Ginger1982 · 31/12/2018 18:55

Hmm, yes Boris Becker's 'baby mama' for want of a better term really covered herself in glory there...

Slothslothsloth · 31/12/2018 19:00

Sloth on this thread there are several anecdotes about people making it work

Downtrodden women who believe they’ve made it work, or grown-up children posting about how glad they are their mother integrated daddy’s little indiscretions into their lives?

deepwatersolo · 31/12/2018 19:01

After googling, all I could find was that Boris Becker‘s daughter had been conceived by his sex partner using his semen in the condom to impregnate herself. If this is a lie bethy15 please provide the respective link, I can‘t find one. All I can find is that this does not free him of parental responsibilities.

deepwatersolo · 31/12/2018 19:03

Sloth I posted about one of this women. She is a scientist like her DH and hardly downtrodden. DD must be around 18 now.

TwistedStitch · 31/12/2018 19:05

Eh? Boris Becker acknowledged he had unprotected sex, he even started advertising condoms later with reference to his tryst and how lucky he was that he got a child and not a disease.

Slothslothsloth · 31/12/2018 19:06

OP in practical terms if you do leave, now or in the future, then both your kids and the OW’s baby can have pretty normal relationships with both their parents. If he does end up with the OW, it will be no different from your DC’s point of view than when parents divorce for other reasons then remarry. Your DC will presumably stay with you and stay with him EOW or whatever you prefer, and will come to know the baby as a half sibling. Isn’t that a more desirable, and actually less bizarre, outcome than the convoluted plans you’re making now for maintaining some paper-thin pretence of normality?
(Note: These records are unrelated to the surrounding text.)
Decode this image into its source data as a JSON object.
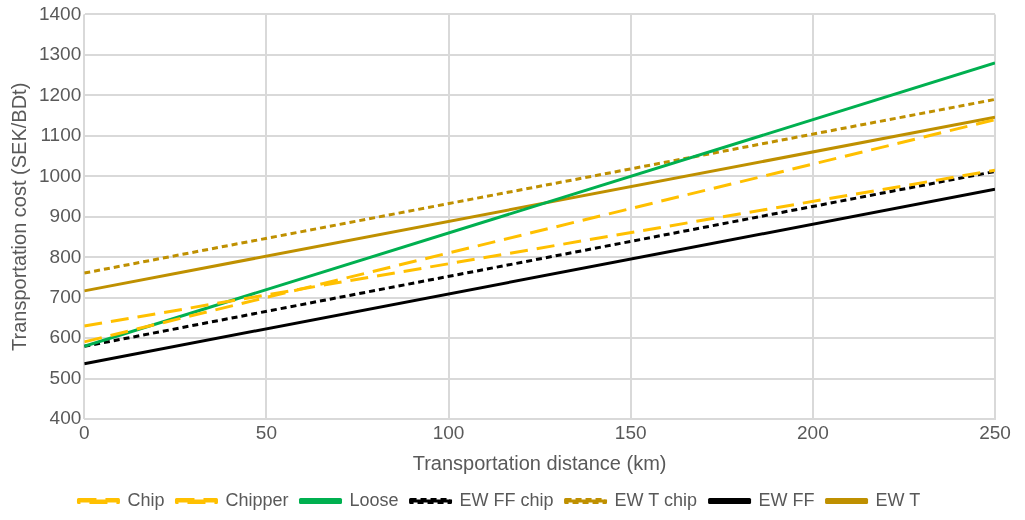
{
  "chart_data": {
    "type": "line",
    "xlabel": "Transportation distance (km)",
    "ylabel": "Transportation cost (SEK/BDt)",
    "x": [
      0,
      250
    ],
    "series": [
      {
        "name": "Chip",
        "color": "#ffc000",
        "line_style": "dashed",
        "values": [
          630,
          1015
        ]
      },
      {
        "name": "Chipper",
        "color": "#ffc000",
        "line_style": "dashed",
        "values": [
          591,
          1140
        ]
      },
      {
        "name": "Loose",
        "color": "#00b050",
        "line_style": "solid",
        "values": [
          580,
          1280
        ]
      },
      {
        "name": "EW FF chip",
        "color": "#000000",
        "line_style": "dotted",
        "values": [
          580,
          1012
        ]
      },
      {
        "name": "EW T chip",
        "color": "#bf9000",
        "line_style": "dotted",
        "values": [
          761,
          1190
        ]
      },
      {
        "name": "EW FF",
        "color": "#000000",
        "line_style": "solid",
        "values": [
          537,
          968
        ]
      },
      {
        "name": "EW T",
        "color": "#bf9000",
        "line_style": "solid",
        "values": [
          717,
          1146
        ]
      }
    ],
    "xlim": [
      0,
      250
    ],
    "xticks": [
      0,
      50,
      100,
      150,
      200,
      250
    ],
    "ylim": [
      400,
      1400
    ],
    "yticks": [
      400,
      500,
      600,
      700,
      800,
      900,
      1000,
      1100,
      1200,
      1300,
      1400
    ],
    "grid": true,
    "legend": "bottom",
    "marker": "none"
  }
}
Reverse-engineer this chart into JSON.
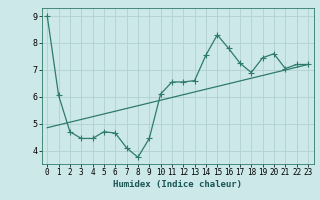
{
  "xlabel": "Humidex (Indice chaleur)",
  "bg_color": "#cce8e8",
  "line_color": "#2e7b6b",
  "grid_color": "#b0d0d0",
  "xlim": [
    -0.5,
    23.5
  ],
  "ylim": [
    3.5,
    9.3
  ],
  "xticks": [
    0,
    1,
    2,
    3,
    4,
    5,
    6,
    7,
    8,
    9,
    10,
    11,
    12,
    13,
    14,
    15,
    16,
    17,
    18,
    19,
    20,
    21,
    22,
    23
  ],
  "yticks": [
    4,
    5,
    6,
    7,
    8,
    9
  ],
  "data_x": [
    0,
    1,
    2,
    3,
    4,
    5,
    6,
    7,
    8,
    9,
    10,
    11,
    12,
    13,
    14,
    15,
    16,
    17,
    18,
    19,
    20,
    21,
    22,
    23
  ],
  "data_y": [
    9.0,
    6.05,
    4.7,
    4.45,
    4.45,
    4.7,
    4.65,
    4.1,
    3.75,
    4.45,
    6.1,
    6.55,
    6.55,
    6.6,
    7.55,
    8.3,
    7.8,
    7.25,
    6.9,
    7.45,
    7.6,
    7.05,
    7.2,
    7.2
  ],
  "trend_x": [
    0,
    23
  ],
  "trend_y": [
    4.85,
    7.2
  ],
  "marker_size": 2.5,
  "line_width": 0.9,
  "tick_fontsize": 5.5,
  "xlabel_fontsize": 6.5
}
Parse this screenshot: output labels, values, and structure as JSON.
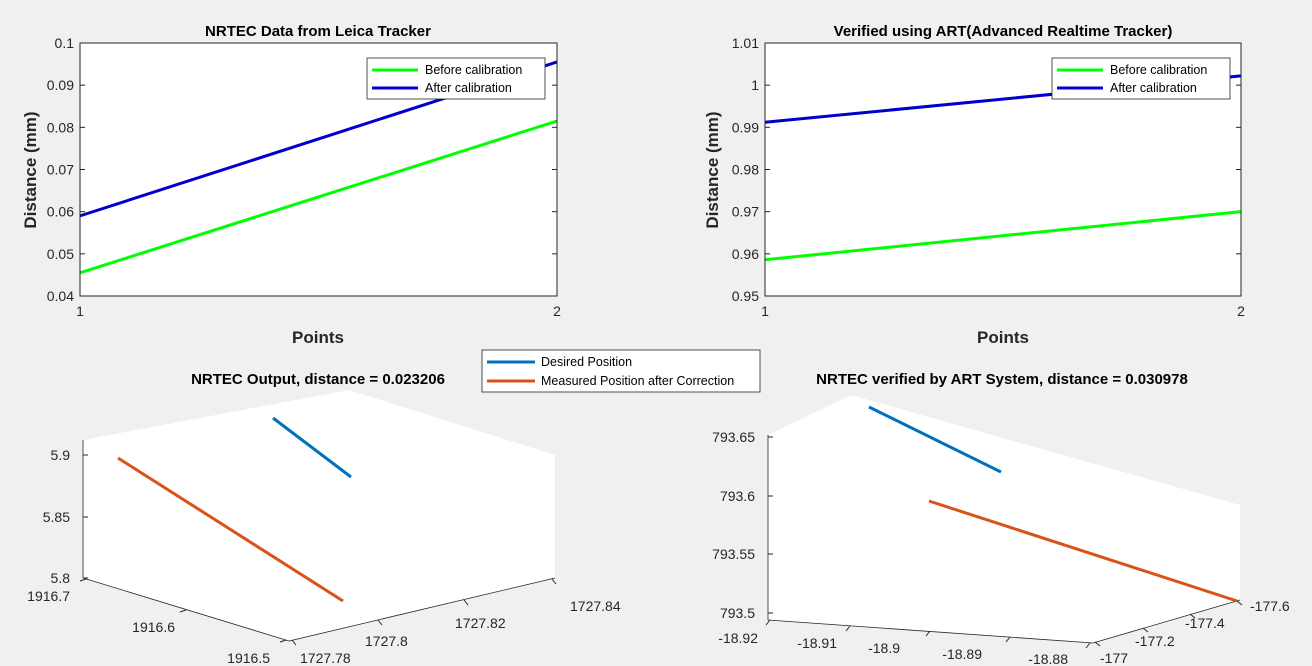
{
  "chart_data": [
    {
      "type": "line",
      "title": "NRTEC Data from Leica Tracker",
      "xlabel": "Points",
      "ylabel": "Distance (mm)",
      "x": [
        1,
        2
      ],
      "xlim": [
        1,
        2
      ],
      "ylim": [
        0.04,
        0.1
      ],
      "xticks": [
        "1",
        "2"
      ],
      "yticks": [
        "0.04",
        "0.05",
        "0.06",
        "0.07",
        "0.08",
        "0.09",
        "0.1"
      ],
      "legend_position": "top-right",
      "series": [
        {
          "name": "Before calibration",
          "color": "#00ff00",
          "values": [
            0.0455,
            0.0815
          ]
        },
        {
          "name": "After calibration",
          "color": "#0000cc",
          "values": [
            0.059,
            0.0955
          ]
        }
      ]
    },
    {
      "type": "line",
      "title": "Verified using ART(Advanced Realtime Tracker)",
      "xlabel": "Points",
      "ylabel": "Distance (mm)",
      "x": [
        1,
        2
      ],
      "xlim": [
        1,
        2
      ],
      "ylim": [
        0.95,
        1.01
      ],
      "xticks": [
        "1",
        "2"
      ],
      "yticks": [
        "0.95",
        "0.96",
        "0.97",
        "0.98",
        "0.99",
        "1",
        "1.01"
      ],
      "legend_position": "top-right",
      "series": [
        {
          "name": "Before calibration",
          "color": "#00ff00",
          "values": [
            0.9586,
            0.97
          ]
        },
        {
          "name": "After calibration",
          "color": "#0000cc",
          "values": [
            0.9912,
            1.0022
          ]
        }
      ]
    },
    {
      "type": "line3d",
      "title": "NRTEC Output, distance = 0.023206",
      "legend_position": "top-right",
      "x_ticks": [
        "1916.7",
        "1916.6",
        "1916.5"
      ],
      "y_ticks": [
        "1727.78",
        "1727.8",
        "1727.82",
        "1727.84"
      ],
      "z_ticks": [
        "5.8",
        "5.85",
        "5.9"
      ],
      "zlim": [
        5.8,
        5.92
      ],
      "series": [
        {
          "name": "Desired Position",
          "color": "#0072bd"
        },
        {
          "name": "Measured Position after Correction",
          "color": "#d95319"
        }
      ]
    },
    {
      "type": "line3d",
      "title": "NRTEC verified by ART System, distance = 0.030978",
      "x_ticks": [
        "-18.92",
        "-18.91",
        "-18.9",
        "-18.89",
        "-18.88"
      ],
      "y_ticks": [
        "-177",
        "-177.2",
        "-177.4",
        "-177.6"
      ],
      "z_ticks": [
        "793.5",
        "793.55",
        "793.6",
        "793.65"
      ],
      "zlim": [
        793.5,
        793.67
      ],
      "series": [
        {
          "name": "Desired Position",
          "color": "#0072bd"
        },
        {
          "name": "Measured Position after Correction",
          "color": "#d95319"
        }
      ]
    }
  ]
}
Hellolittlesunshinexxx · 31/12/2018 19:07

Op I know someone who was in a similar situation to your husband. I'm happy to tell you via private message how it's turned out.

ChristmasSprite · 31/12/2018 19:08

He had unprotected sex and everyone else paid dearly. It's not only about pregnancy,its also about taking STIs home to the woman you profess to love and swore public vows of fealty to.

All the web weaving he's done to two women and the risk he took with his DC.

No-one can tell OP what's best for her, only options to feel as good as possible and get as much as possible for herself to get through and come out the other side of this. The choices are hers. She's an adult and she's the only one to truly know this situation and to make the best decision s she can under her particular circumstances, which involve her DC and her well-being and homeless status and many other things. She is just surviving and needs empowering to enact her own wills and take control of hers and her DCs little lives.

She's doing admirably despite how she feels, she is still managing for her DC.